А лес гудит! В слабом свете фонарей надгробные пирамидки афганцев белеют! И тени, тени, тени!… А железяка на крыше так ухает, так и скребет, так и рвет душу дьявольским скрежетом. Ха! Чо за дела!? Прошлую ночь фонари сияли как прожектора, а сейчас едва тлели. Предусмотрительный этот прапор. Все он может. Неужто и с подстанцией договорился, козел бодучий.
Ага! А вот и Они! Коробейников по привычке сорвал с плеча автомат, присел на колено… Локтем уперся… Передернул затвор… Дурак! Едва не заорал: Стой кто идет! С кладбища, не таясь, видать не впервой, к заграждению приблизились четверо. Один остался на стреме, трое без помех проникли на охраняемую территорию военного объекта. Была ли колючка перерезана заранее, или колья расшатаны так что проволока провисла, – пусть особисты разбираются.
Гости отогнули в стене нижний лист обшивки и закипел конвейер. Ящики так и замелькали в руках грабителей военного имущества… Но что это? Ящики для тротиловых шашек Коробейников хорошо знал. Но таскали не только такие ящики. Были и ящики поменьше, в каких патроны хранятся. Ну дает Стебельков!

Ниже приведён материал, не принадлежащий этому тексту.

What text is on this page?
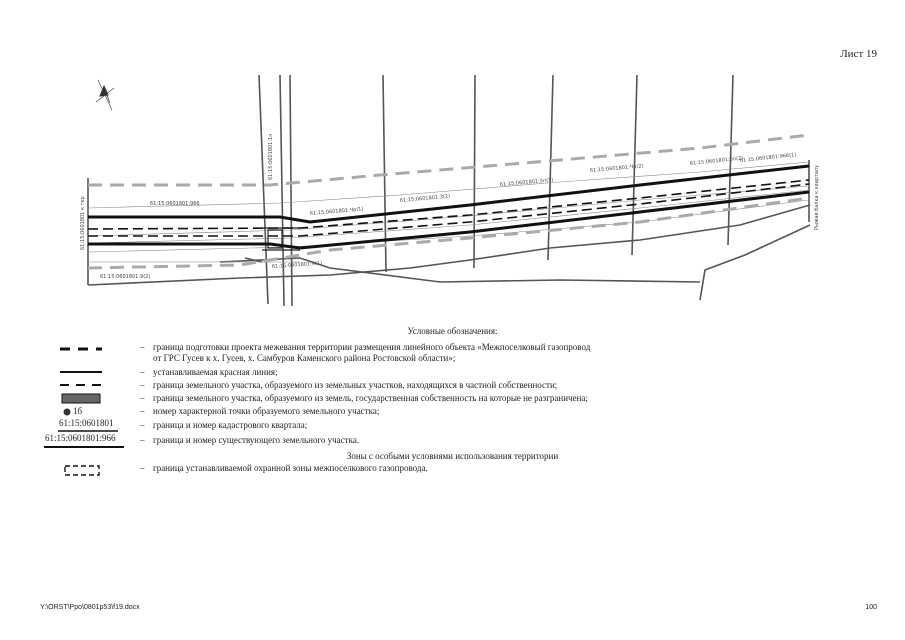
Лист 19
61:15:0601801:966
61:15:0601801:Чр(1)
61:15:0601801:3(2)
61:15:0601801:Чр(2)
61:15:0601801:5п(1)
61:15:0601801:5п(2)
61:15:0601801:966(1)
61:15:0601801:9(2)
61:15:0601801:9(1)
61:15:0601801:1н
61:15:0601801 к тер	Рыжая балка к кварталу
Условные обозначения:
– граница подготовки проекта межевания территории размещения линейного объекта «Межпоселковый газопровод
от ГРС Гусев к х. Гусев, х. Самбуров Каменского района Ростовской области»;
– устанавливаемая красная линия;
– граница земельного участка, образуемого из земельных участков, находящихся в частной собственности;
– граница земельного участка, образуемого из земель, государственная собственность на которые не разграничена;
1б	– номер характерной точки образуемого земельного участка;
61:15:0601801	– граница и номер кадастрового квартала;
61:15:0601801:966	– граница и номер существующего земельного участка.
Зоны с особыми условиями использования территории
– граница устанавливаемой охранной зоны межпоселкового газопровода.
Y:\ORST\Ppo\0801p53\f19.docx	100
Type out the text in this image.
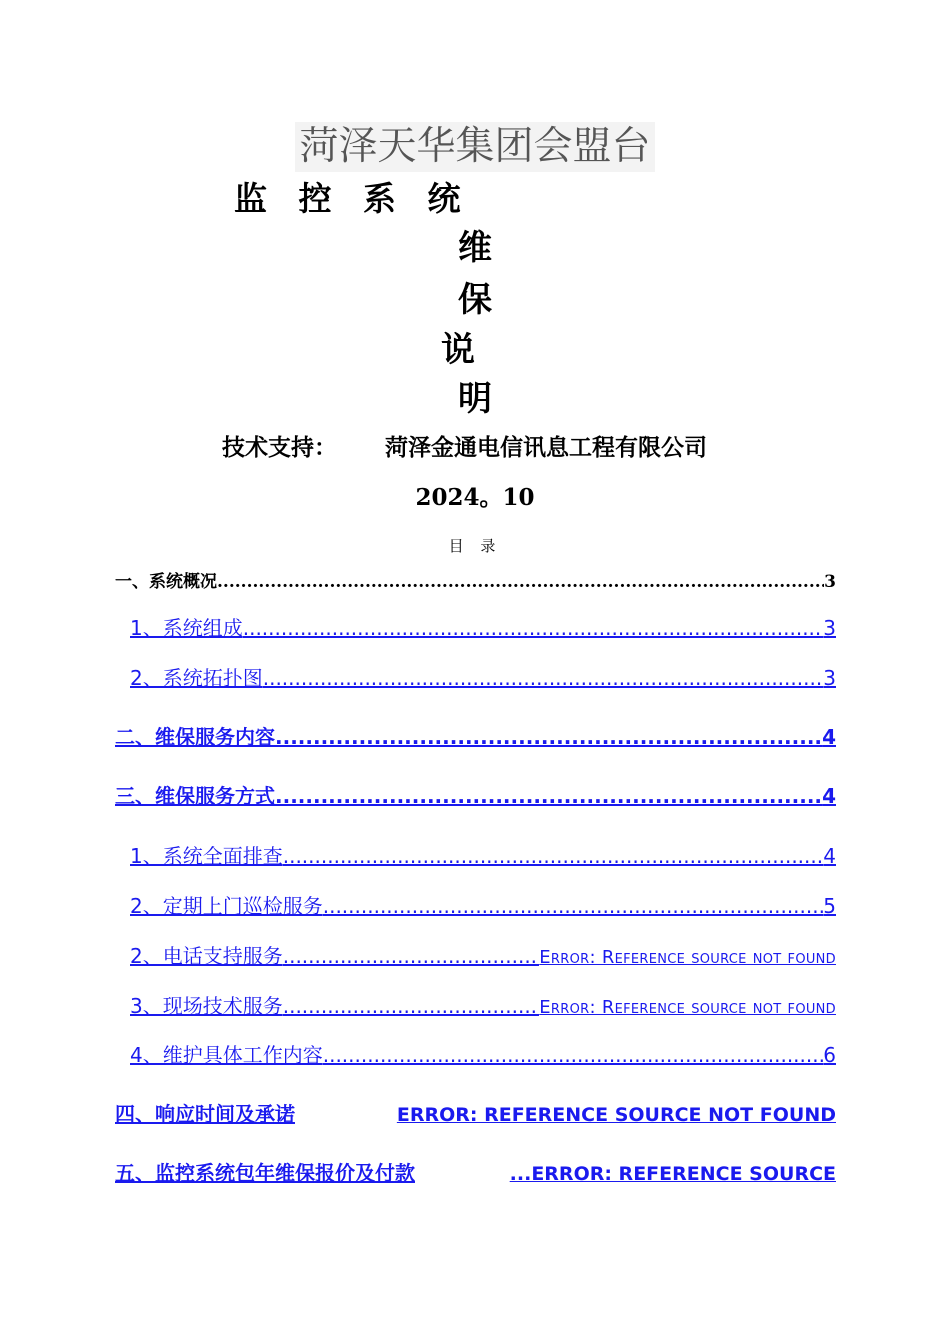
菏泽天华集团会盟台
监 控 系 统
维
保
说
明
技术支持： 菏泽金通电信讯息工程有限公司
2024。10
目 录
一、系统概况 .....	3
1、系统组成 .....	3
2、系统拓扑图 .....	3
二、维保服务内容 .....	4
三、维保服务方式 .....	4
1、系统全面排查 .....	4
2、定期上门巡检服务 .....	5
2、电话支持服务 .....	Error: Reference source not found
3、现场技术服务 .....	Error: Reference source not found
4、维护具体工作内容 .....	6
四、响应时间及承诺	ERROR: REFERENCE SOURCE NOT FOUND
五、监控系统包年维保报价及付款	...ERROR: REFERENCE SOURCE
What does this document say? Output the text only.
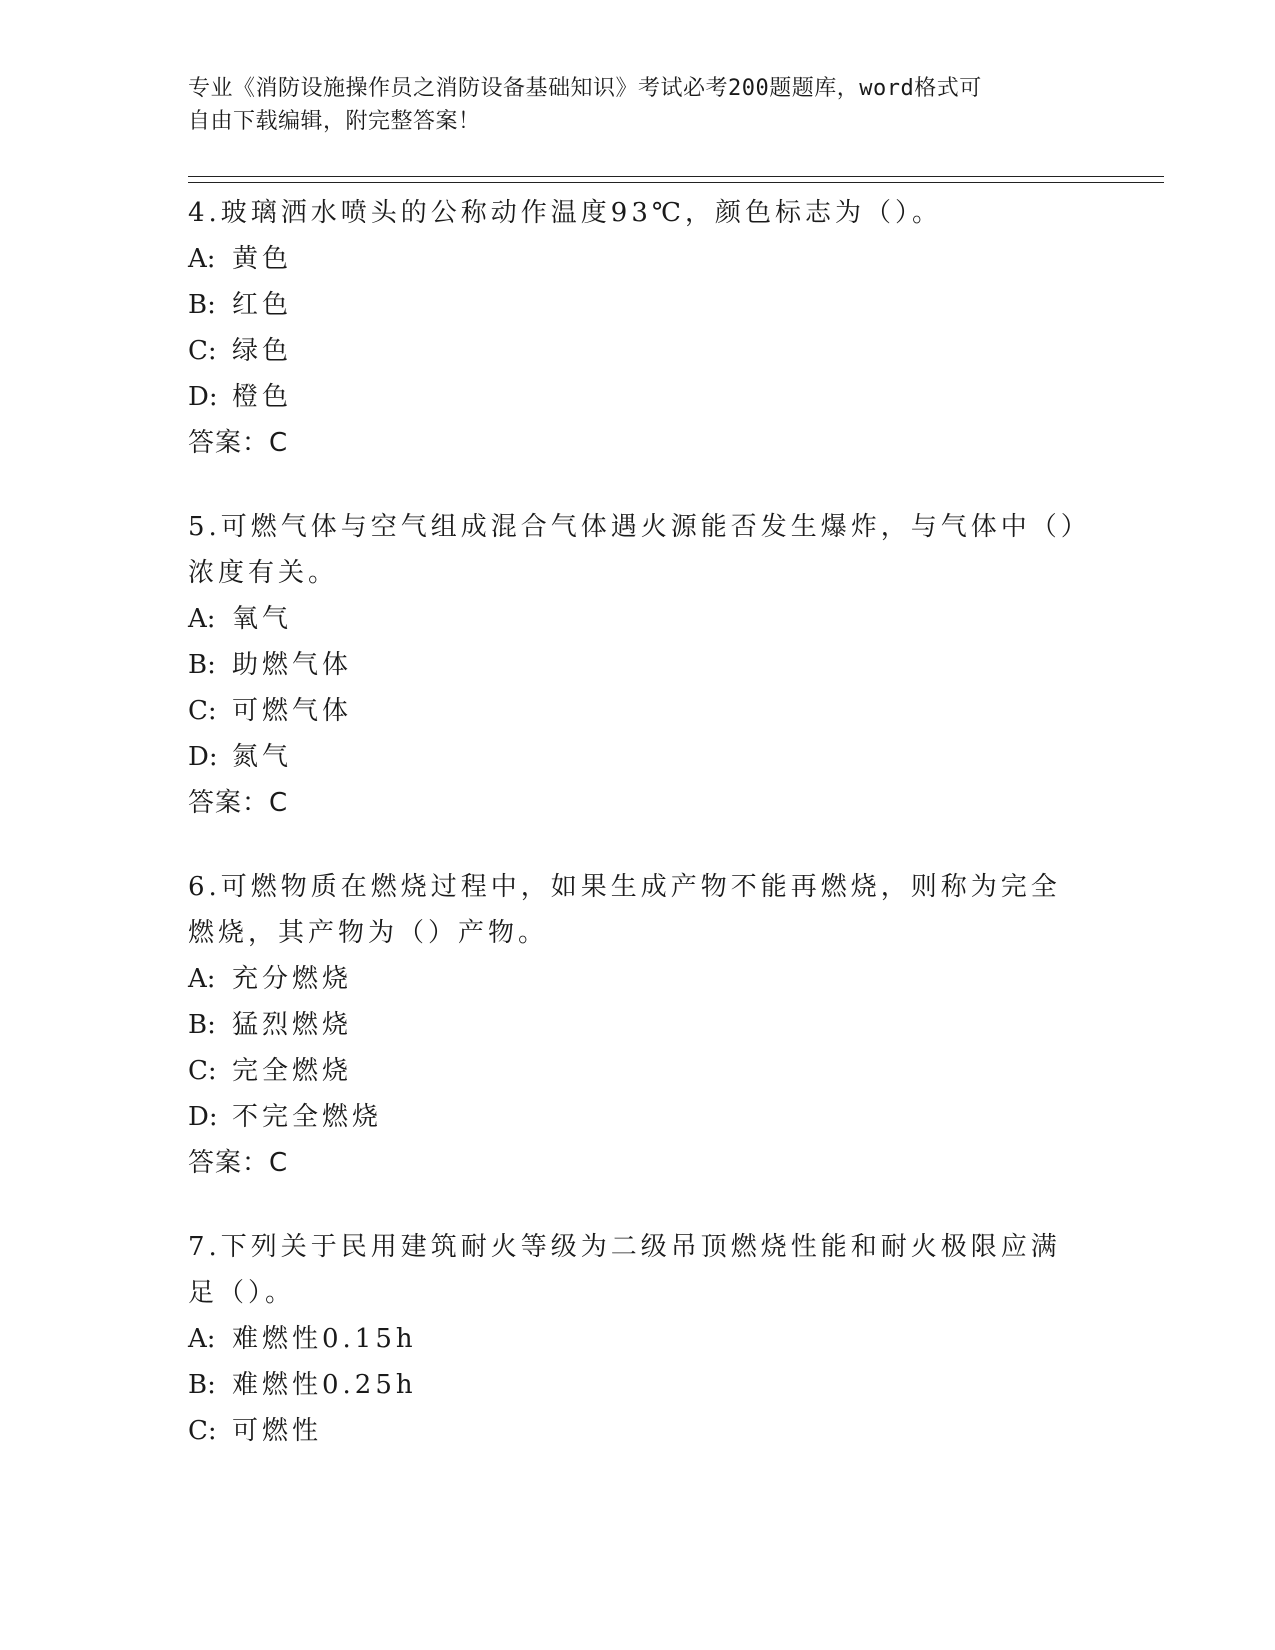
专业《消防设施操作员之消防设备基础知识》考试必考200题题库，word格式可
自由下载编辑，附完整答案！
4.玻璃洒水喷头的公称动作温度93℃，颜色标志为（）。
A: 黄色
B: 红色
C: 绿色
D: 橙色
答案：C
5.可燃气体与空气组成混合气体遇火源能否发生爆炸，与气体中（）浓度有关。
A: 氧气
B: 助燃气体
C: 可燃气体
D: 氮气
答案：C
6.可燃物质在燃烧过程中，如果生成产物不能再燃烧，则称为完全燃烧，其产物为（）产物。
A: 充分燃烧
B: 猛烈燃烧
C: 完全燃烧
D: 不完全燃烧
答案：C
7.下列关于民用建筑耐火等级为二级吊顶燃烧性能和耐火极限应满足（）。
A: 难燃性0.15h
B: 难燃性0.25h
C: 可燃性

Вместе с тротилом патроны хранит! Ну дает! Сколько же он их натырил!?
Коробейников под плащ-палаткой посветил зажигалкой на часы. Дурак! Забыл про алиби! Забыл зарегистрироваться на шестом посту у Ефимычева. Коробейников втоптал в грязь газовую зажигалку…
Насвистывая, Коробейников притащился на шестой пост без двадцати три.
– Стой кто идет! – шутливо вякнул Ефимычев, до корки соблюдая инструкцию.
– Да пошел ты, Фима! – огрызнулся Коробейников. – Зажигалку потерял…
– Гони сигарету , а то не пущу под грибок.
Ох, как же тяжко было мусолить байки про баб с этим занудой Ефимычевым – целых тридцать пять минут. Но чего не сделаешь ради косыря, да еще в валюте.
Под своим грибком номер четыре Коробейников нашел бутылку Столичной и ломоть любительской колбасы.
– Пронесло, – прошептал Коробейников и немедленно сорвал с бутылки алюминиевую шляпку.
Пить он начал сразу. Из горла. Водка катилась в нутро как божья роса. Ни запаха, ни крепости Коробейников не ощущал. Обычно стакана было достаточно, чтобы основательно захорошеть… А тут! Мать твою! Он выдул полкило водяры и хоть бы х-й! Колбасу, знать, поваляли в грязи, на зубах скрипел песок, но Коробейников яростно вгрызался в батон, словно голодал дня три…
Через сутки, еще не сыграли в казарме подъем, а рядовых Коробейникова и Ефимычева выдернули в особый отдел на дознание. И началось! Начальства наехало! Контрразведка и прокуратура стали на уши! Обоих солдат, порознь прессовали на допросах по два раза в сутки.
Кошмарная неделя, казалось, никогда не кончится. Караульная рота гудела как закипающий котел. Казарма не верила в виновность своих товарищей. Ефимычев так воще обрел славу мученика. Он был настолько честен, что не боялся качать солдатские права даже перед рыжим старшиной Кротовым. А Кротов был – зверь. Этот держиморда даже старослужащему сержанту мог на за что врезать по сопатке. Солдаты катили бочку на офицеров. Солдаты глаголили, что офицерье роты решило на рядовых отыграться за свою нерадивость по службе. Считалось однозначным, что месяц, а то и больше, об увольнительных Ефимычев и Коробейников могли и не мечтать.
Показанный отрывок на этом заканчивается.